Editor’s Note: The following is a column by Jeff Hirsch, chairman of the Recreation Vehicle Dealers Association (RVDA) and owner of New Hampshire-based Campers Inn, focusing on how dealers can effectively engage employees following severe cutbacks during the recession. The column appears in the latest issue of RV Executive Today.
Few things are more enjoyable than providing a workplace where employees feel that they are important, empowered, and fulfilled. As an employer, being able to provide this environment is a reward in and of itself and, for me, is one of the great things about being in business.
However, I’m sure you remember how difficult it was to provide such an environment just a few years ago. The recession forced all of us to cut spending, including spending on employee training and incentives. We also took other extraordinary measures to ensure the continued existence of our dealerships. As we cut back on these expenses, we changed the spending habits – and sometimes even the culture – of our employees. Our employees learned how to be lean, make the dollars stretch, and be more productive.
Economic conditions created a new normal, and it seemed in a split second we were transformed into permanent survival mode.
Here’s the problem: Many of us owners have ramped up since the recession. We’ve begun to spend more, growing our businesses and casting off the scarcity mentality. But many of our employees are still operating with a mindset of scarcity.
Recently, one of my managers told me he was hesitant to spend, based on Campers Inn’s past policies. He let me know that he’s been told many times that business has ramped up and we need to increase personnel and once again invest some of our profits back into the business. It’s almost as if the recession caused a sort of permanent fear of spending among our employees, and it’s hard to break this mindset.

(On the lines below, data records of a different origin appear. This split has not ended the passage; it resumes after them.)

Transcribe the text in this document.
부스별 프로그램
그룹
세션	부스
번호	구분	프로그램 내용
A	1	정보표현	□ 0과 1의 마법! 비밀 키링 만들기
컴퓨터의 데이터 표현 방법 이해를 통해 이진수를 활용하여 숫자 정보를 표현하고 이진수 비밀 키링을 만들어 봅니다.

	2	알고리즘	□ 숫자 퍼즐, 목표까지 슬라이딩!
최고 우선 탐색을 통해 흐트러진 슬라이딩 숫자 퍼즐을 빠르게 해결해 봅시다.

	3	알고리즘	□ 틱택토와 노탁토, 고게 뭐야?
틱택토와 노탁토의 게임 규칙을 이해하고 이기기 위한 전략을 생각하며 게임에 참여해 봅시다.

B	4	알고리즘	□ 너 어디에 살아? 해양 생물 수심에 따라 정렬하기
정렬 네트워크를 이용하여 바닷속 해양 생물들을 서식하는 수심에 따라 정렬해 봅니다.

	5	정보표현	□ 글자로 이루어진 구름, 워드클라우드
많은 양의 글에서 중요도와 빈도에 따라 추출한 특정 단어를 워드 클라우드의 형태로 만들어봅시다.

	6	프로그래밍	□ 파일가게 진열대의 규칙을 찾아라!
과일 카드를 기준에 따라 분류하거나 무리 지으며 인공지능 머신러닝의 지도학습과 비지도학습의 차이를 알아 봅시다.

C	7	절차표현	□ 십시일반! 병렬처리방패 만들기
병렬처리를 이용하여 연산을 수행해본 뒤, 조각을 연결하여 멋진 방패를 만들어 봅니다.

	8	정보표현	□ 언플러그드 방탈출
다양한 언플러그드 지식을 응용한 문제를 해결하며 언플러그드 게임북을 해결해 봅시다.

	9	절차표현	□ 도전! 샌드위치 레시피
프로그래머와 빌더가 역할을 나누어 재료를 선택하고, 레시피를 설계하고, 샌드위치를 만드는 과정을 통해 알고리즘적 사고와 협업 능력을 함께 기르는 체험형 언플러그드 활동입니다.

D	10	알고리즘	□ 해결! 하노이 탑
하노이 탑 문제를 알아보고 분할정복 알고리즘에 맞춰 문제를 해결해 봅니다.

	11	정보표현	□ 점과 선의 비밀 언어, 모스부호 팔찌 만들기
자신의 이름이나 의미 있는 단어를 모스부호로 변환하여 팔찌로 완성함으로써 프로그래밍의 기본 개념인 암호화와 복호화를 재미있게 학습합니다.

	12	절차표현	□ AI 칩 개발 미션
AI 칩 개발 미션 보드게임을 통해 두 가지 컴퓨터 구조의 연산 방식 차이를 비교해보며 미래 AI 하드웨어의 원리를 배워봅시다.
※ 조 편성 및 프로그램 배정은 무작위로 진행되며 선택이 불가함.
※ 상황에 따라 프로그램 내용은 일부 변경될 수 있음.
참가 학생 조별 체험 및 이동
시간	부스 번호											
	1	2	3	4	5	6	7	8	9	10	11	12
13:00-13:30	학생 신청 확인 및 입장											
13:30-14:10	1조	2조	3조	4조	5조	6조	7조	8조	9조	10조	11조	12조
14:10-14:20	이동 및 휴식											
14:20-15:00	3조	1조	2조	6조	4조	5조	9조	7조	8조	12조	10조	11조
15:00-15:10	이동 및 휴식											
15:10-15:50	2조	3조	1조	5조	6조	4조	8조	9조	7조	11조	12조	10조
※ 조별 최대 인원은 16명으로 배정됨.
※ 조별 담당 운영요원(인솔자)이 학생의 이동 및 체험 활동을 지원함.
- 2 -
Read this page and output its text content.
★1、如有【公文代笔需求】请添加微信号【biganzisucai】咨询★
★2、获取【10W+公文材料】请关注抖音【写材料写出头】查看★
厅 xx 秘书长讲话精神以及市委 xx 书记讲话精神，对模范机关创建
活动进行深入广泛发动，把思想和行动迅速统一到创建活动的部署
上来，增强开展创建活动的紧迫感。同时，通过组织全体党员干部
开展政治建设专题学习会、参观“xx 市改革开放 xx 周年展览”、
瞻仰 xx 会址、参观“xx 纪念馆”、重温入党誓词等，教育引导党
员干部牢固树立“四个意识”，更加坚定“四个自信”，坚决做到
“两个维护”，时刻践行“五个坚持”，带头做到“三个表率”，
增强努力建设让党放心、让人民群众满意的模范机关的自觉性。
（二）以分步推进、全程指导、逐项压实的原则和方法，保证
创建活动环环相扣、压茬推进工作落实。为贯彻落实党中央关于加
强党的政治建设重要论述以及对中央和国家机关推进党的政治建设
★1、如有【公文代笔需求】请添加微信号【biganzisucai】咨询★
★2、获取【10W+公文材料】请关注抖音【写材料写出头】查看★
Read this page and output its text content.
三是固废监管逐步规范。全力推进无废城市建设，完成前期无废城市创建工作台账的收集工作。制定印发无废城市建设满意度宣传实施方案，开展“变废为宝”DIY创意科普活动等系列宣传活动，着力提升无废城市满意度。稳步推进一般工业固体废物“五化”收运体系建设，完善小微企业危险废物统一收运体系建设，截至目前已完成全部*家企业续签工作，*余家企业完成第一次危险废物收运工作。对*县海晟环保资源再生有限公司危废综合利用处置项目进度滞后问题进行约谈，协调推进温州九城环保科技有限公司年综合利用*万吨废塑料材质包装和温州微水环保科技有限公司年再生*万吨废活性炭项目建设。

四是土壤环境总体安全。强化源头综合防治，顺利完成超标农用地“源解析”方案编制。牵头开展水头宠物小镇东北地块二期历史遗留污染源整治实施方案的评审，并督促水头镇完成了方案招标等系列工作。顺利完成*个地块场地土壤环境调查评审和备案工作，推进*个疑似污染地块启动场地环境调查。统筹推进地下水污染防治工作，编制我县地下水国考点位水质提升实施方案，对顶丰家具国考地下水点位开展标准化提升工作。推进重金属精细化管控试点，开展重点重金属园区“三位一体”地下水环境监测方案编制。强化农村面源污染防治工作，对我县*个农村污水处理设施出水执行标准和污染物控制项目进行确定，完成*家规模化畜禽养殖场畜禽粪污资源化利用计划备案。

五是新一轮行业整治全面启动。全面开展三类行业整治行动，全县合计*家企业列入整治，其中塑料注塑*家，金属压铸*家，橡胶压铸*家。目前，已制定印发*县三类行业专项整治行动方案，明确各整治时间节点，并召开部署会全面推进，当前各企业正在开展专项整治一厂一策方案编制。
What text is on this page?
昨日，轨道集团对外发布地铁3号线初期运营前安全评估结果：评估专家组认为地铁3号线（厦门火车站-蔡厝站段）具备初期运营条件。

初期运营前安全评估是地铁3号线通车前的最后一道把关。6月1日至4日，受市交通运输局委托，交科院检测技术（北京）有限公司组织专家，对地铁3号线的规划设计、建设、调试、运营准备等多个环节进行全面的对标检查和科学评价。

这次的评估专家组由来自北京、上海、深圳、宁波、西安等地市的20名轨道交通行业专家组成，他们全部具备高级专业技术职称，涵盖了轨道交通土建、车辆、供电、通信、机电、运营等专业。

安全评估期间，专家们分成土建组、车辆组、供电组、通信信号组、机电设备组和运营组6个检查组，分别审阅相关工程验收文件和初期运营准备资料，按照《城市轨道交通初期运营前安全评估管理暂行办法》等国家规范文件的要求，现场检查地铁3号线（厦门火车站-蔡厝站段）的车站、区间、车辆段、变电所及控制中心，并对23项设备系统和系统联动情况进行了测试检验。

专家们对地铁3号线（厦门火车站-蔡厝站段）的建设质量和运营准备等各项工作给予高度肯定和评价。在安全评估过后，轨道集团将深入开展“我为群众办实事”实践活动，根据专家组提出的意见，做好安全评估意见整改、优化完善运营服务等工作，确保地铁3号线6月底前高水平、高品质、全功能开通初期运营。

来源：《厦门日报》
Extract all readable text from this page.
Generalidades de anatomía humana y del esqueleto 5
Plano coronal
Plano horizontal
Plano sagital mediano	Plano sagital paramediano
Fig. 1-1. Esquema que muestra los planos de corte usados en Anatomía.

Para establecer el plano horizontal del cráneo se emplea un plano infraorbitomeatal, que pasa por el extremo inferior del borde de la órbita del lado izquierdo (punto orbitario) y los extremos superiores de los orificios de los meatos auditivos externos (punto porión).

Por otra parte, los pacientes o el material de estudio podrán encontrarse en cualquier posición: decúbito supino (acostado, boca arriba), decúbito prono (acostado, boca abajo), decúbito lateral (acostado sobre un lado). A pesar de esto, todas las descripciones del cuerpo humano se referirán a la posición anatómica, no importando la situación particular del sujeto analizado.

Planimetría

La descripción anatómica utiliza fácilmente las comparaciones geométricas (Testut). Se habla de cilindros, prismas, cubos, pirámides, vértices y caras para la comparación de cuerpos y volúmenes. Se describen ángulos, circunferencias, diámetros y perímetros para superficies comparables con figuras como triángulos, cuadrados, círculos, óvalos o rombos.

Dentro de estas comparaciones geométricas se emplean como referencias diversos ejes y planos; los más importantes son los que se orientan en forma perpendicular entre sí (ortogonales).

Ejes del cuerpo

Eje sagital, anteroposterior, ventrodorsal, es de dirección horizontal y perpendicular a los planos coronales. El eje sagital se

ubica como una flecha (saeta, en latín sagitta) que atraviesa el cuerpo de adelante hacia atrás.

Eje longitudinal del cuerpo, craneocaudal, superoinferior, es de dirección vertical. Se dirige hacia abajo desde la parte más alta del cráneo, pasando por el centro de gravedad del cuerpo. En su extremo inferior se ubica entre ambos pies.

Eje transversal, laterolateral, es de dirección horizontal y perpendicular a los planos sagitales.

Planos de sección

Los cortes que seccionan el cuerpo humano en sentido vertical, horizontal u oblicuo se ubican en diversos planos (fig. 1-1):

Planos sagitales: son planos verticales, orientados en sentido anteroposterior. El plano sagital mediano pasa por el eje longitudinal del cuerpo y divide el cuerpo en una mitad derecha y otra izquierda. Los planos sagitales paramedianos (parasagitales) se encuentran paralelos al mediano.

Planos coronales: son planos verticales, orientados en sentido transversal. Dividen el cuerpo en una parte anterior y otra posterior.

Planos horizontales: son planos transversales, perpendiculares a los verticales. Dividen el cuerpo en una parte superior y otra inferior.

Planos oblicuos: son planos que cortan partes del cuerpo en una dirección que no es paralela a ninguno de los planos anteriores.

This is not an easy problem to fix. Our employees are trying to do what’s right for the business, but their outlooks may actually be holding us back. We need to get them reengaged and reenergized. According to an article in the November 2013 issue of Talent Management magazine, companies are reporting much higher turnover rates in 2013 than in 2012 as frustrated employees have started looking for new career opportunities. The article says that employee engagement at some companies is declining, along with productivity and profitability.
Various studies show that employees who are fully engaged can make a tremendous difference on a company’s financials, lifting profitability by 22%, productivity by 43%, and sales by 37%. So we need to continually foster engagement with good communication, support, and training. Now that we owners and general managers have changed our mindset, it’s our task to help respark our employees.